The COP included a number of helpful summary tables and charts showing the administration of TARP funds to the auto companies and the amount of funds recouped. This chart shows the total disbursement of TARP dollars and the amounts still outstanding:
Keep in mind that these were not the only form of government assistance given to GM and Chrysler (Cash for Clunkers, various green initiatives, and other programs also benefited the auto companies). Also remember that the public never agreed to assist the automakers. Instead, President Bush and Treasury Secretary Hank Paulson redirected TARP, which was only supposed to affect banks, to help GM and Chrysler.
This more complicated graphic illustrates the GM bailout specifically (click for a larger version):
The bottom line is that the Treasury has committed almost $70 billion to GM though TARP, including a $17 billion bailout of their finance arm (formerly GMAC, now Ally Financial), a $2.4 billion bailout of GM’s suppliers, and a $361 million guarantee of its new vehicle warranties. Despite all this support, taxpayers are going to lose billions on their “investment.” Previous reports that GM had paid back the bailout funds it received were based on a little deception and a lot of transferring different government outlays into various accounts, as Shikha Dalmia reported when that claim was submitted to the media.
The government still has a 33 percent stake in GM, which presents the greatest potential for loss for taxpayers.

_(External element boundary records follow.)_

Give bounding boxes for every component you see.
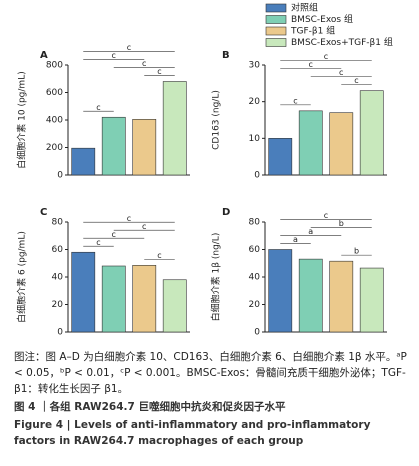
y-tick-label: 0 — [57, 328, 63, 338]
y-tick-label: 0 — [57, 171, 63, 181]
bar — [71, 147, 96, 176]
y-tick-label: 40 — [249, 273, 261, 283]
bar — [298, 110, 323, 176]
bar — [298, 258, 323, 333]
significance-label: c — [324, 52, 328, 61]
legend-swatch — [265, 26, 287, 36]
legend-swatch — [265, 3, 287, 13]
caption-note: 图注：图 A–D 为白细胞介素 10、CD163、白细胞介素 6、白细胞介素 1… — [14, 351, 407, 395]
significance-label: c — [142, 59, 146, 68]
bar — [132, 265, 157, 333]
significance-label: c — [112, 51, 116, 60]
bar — [268, 138, 293, 176]
y-tick-label: 10 — [249, 134, 261, 144]
legend-swatch — [265, 38, 287, 47]
bar — [162, 279, 187, 333]
legend-label: 对照组 — [291, 2, 318, 14]
panel-label: A — [40, 50, 48, 61]
significance-label: c — [157, 67, 161, 76]
legend-label: TGF-β1 组 — [290, 25, 335, 37]
bar — [359, 267, 384, 333]
bar — [329, 260, 354, 333]
significance-label: c — [354, 76, 358, 85]
bar — [71, 251, 96, 333]
significance-label: c — [142, 222, 146, 231]
significance-label: c — [293, 96, 297, 105]
bar — [268, 249, 293, 333]
significance-label: a — [308, 227, 313, 236]
y-axis-label: CD163 (ng/L) — [212, 90, 222, 150]
significance-label: c — [96, 103, 100, 112]
bar — [359, 90, 384, 176]
y-tick-label: 0 — [254, 171, 260, 181]
legend-label: BMSC-Exos+TGF-β1 组 — [291, 36, 393, 48]
y-axis-label: 白细胞介素 1β (ng/L) — [210, 233, 222, 322]
bar — [101, 116, 126, 176]
y-tick-label: 20 — [52, 300, 64, 310]
significance-label: c — [339, 68, 343, 77]
bar — [329, 112, 354, 176]
y-tick-label: 800 — [46, 61, 63, 71]
significance-label: c — [112, 230, 116, 239]
y-tick-label: 200 — [46, 143, 63, 153]
legend-label: BMSC-Exos 组 — [291, 13, 353, 25]
y-tick-label: 20 — [249, 300, 261, 310]
caption-title: 图 4 ｜各组 RAW264.7 巨噬细胞中抗炎和促炎因子水平 — [14, 401, 286, 413]
caption-title-en: Figure 4 | Levels of anti-inflammatory a… — [14, 419, 371, 447]
y-tick-label: 60 — [249, 245, 261, 255]
significance-label: c — [157, 251, 161, 260]
significance-label: c — [324, 211, 328, 220]
y-axis-label: 白细胞介素 6 (pg/mL) — [16, 231, 28, 323]
y-tick-label: 30 — [249, 61, 261, 71]
y-axis-label: 白细胞介素 10 (pg/mL) — [16, 71, 28, 168]
bar — [162, 81, 187, 176]
y-tick-label: 40 — [52, 273, 64, 283]
y-tick-label: 80 — [52, 218, 64, 228]
y-tick-label: 60 — [52, 245, 64, 255]
y-tick-label: 600 — [46, 88, 63, 98]
y-tick-label: 20 — [249, 97, 261, 107]
legend-swatch — [265, 15, 287, 24]
panel-label: B — [222, 50, 230, 61]
significance-label: c — [127, 214, 131, 223]
panel-label: C — [40, 207, 47, 218]
significance-label: c — [309, 60, 313, 69]
y-tick-label: 400 — [46, 116, 63, 126]
bar — [101, 265, 126, 333]
bar — [132, 119, 157, 176]
significance-label: a — [293, 235, 298, 244]
significance-label: b — [339, 219, 344, 228]
significance-label: b — [354, 247, 359, 256]
panel-label: D — [222, 207, 230, 218]
significance-label: c — [127, 43, 131, 52]
significance-label: c — [96, 238, 100, 247]
y-tick-label: 0 — [254, 328, 260, 338]
y-tick-label: 80 — [249, 218, 261, 228]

The TARP investment in GM would be repaid if the government were able to sell those stocks at a price around $53 per share. GM shares are currently trading below $40.
The Wall Street Journal reported this morning on the government’s plans for that remaining stake in GM:
The Treasury’s point person on the auto bailouts, Ron Bloom, said Tuesday the government welcomes the recent rise in GM’s share price, and said the administration wants to sell its remaining shares “as soon as practicable.”

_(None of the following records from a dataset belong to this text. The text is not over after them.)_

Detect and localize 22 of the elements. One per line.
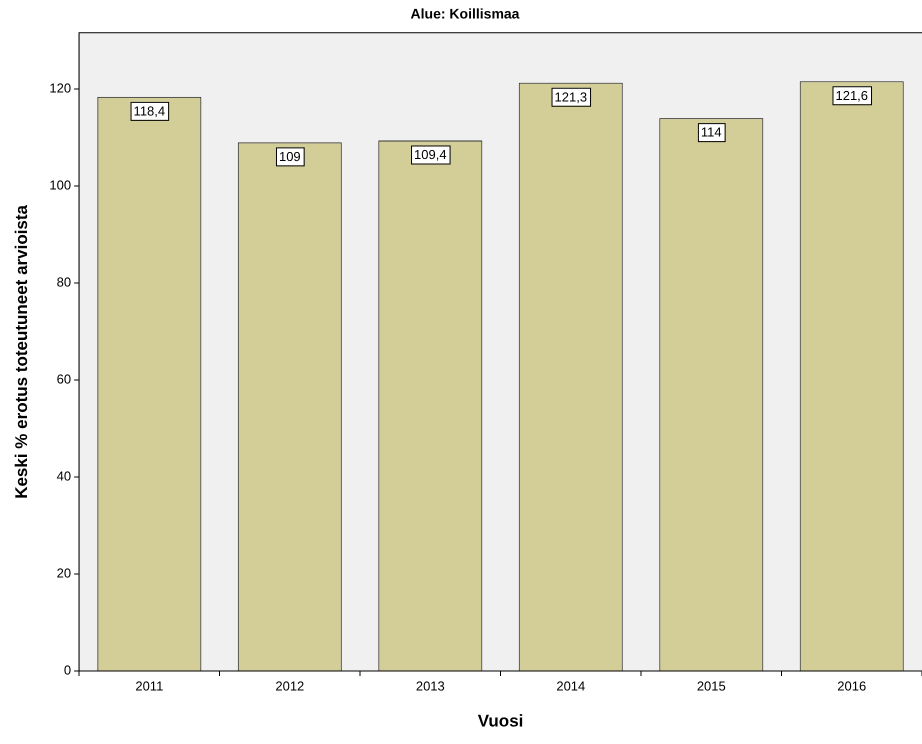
y-tick-label: 100 <box>49 178 72 193</box>
x-tick-label: 2016 <box>837 678 866 694</box>
x-tick-label: 2013 <box>416 678 445 694</box>
y-tick-label: 0 <box>64 662 72 678</box>
data-label: 114 <box>700 124 722 140</box>
x-tick-label: 2015 <box>696 678 726 694</box>
y-tick-label: 20 <box>56 566 72 581</box>
data-label: 121,6 <box>835 88 868 103</box>
x-tick-label: 2011 <box>135 678 164 694</box>
y-tick-label: 80 <box>56 274 72 290</box>
data-label: 121,3 <box>554 89 588 104</box>
chart-title: Alue: Koillismaa <box>410 5 520 22</box>
data-label: 118,4 <box>134 103 166 118</box>
x-tick-label: 2014 <box>556 678 586 694</box>
y-tick-label: 120 <box>49 80 72 96</box>
x-tick-label: 2012 <box>275 678 304 694</box>
y-tick-label: 40 <box>56 468 72 484</box>
data-label: 109 <box>278 148 301 164</box>
y-axis-title: Keski % erotus toteutuneet arvioista <box>12 204 31 499</box>
data-label: 109,4 <box>414 147 447 162</box>
x-axis-title: Vuosi <box>478 711 524 730</box>
y-tick-label: 60 <box>56 372 72 387</box>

Former Sen. Ted Kaufman, a Delaware Democrat who is the Congressional Oversight Panel chairman, said the administration should more clearly define its goals regarding GM so taxpayers can properly analyze the bailout efforts. The administration should define whether its top priority is to sell its shares quickly or to recoup taxpayer funds, he said. The administration has said only that it is balancing those goals.
The administration would probably prefer to hold onto the shares until they reached the price at which they could claim that they made a profit on the bailout. Of course, whether or not the GM bailout is able to turn a profit with nearly unlimited government aid has little to do with whether or not the government should be involved in bailing out, owning, and managing auto companies.